A convivência entre a população de rua, conta Wagner, faz com que eles criem uma nova família. “A gente fica tudo junto. Todo mundo é irmão, amigo. Um vem e traz uma garrafa de pinga, um cigarro. A comida a gente pede no comércio. Hoje vamos fazer muxiba de frango com pimentão”, disse. A comida, preparada pela também moradora de rua Simone Pinto São Miguel, de 35, era feita em uma lata de tinta vazia colocada em um fogão à lenha improvisado sobre a calçada de um dos viadutos da Lagoinha. Todo mundo aqui tem problema com a bebida. Já tomamos uma 10 garrafinhas de pinga hoje”, disse Simone. Sobre a proposta da prefeitura , diz reticente: “Acho que não vai dar certo. Quem vai querer ficar em baixo de viaduto?”
ESTRATÉGIA
Do outro lado da rua, no gramado do viaduto de ligação do Centro com a Avenida Antônio Carlos, uma turma fuma crack. Eles não gostam de conversar com estranhos e são hostis na abordagem. A poucos metros da turma, o morador de rua Helton Jony Cardoso Reis, de 21, há três anos no Complexo da Lagoinha, conta: “Vim para cá por desavença familiar. Não tenho onde morar.
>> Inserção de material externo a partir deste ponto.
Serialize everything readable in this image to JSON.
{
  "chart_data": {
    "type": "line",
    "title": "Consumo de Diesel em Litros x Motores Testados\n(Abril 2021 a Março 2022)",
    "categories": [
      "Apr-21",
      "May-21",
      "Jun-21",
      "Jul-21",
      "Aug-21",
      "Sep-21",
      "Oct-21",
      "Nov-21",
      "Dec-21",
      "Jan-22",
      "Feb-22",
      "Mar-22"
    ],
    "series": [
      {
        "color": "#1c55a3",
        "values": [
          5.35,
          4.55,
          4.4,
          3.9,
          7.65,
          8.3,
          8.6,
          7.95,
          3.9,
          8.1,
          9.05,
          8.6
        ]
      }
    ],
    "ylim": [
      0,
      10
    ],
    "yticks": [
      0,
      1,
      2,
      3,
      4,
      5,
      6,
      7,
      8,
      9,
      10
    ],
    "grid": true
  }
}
Vivo na rua, escondo minhas roupas por aí”, conta. Apesar de achar boa a proposta da prefeitura, o rapaz diz não ver muito efeito prático. “Eles vão colocar equipamentos para as pessoas usarem, mas como vão fazer com as pessoas que moram aqui?”
Entre as estratégias para fazer com que a população de rua não se torne um entrave na implantação do programa, o secretário Josué Valadão aponta que todo um trabalho de assistência e promoção social será feito. “Não temos o direito de retirar as pessoas da rua, mas temos a esperança de que eles também participem das ações. Vamos fazer um trabalho social intenso com eles”, afirmou.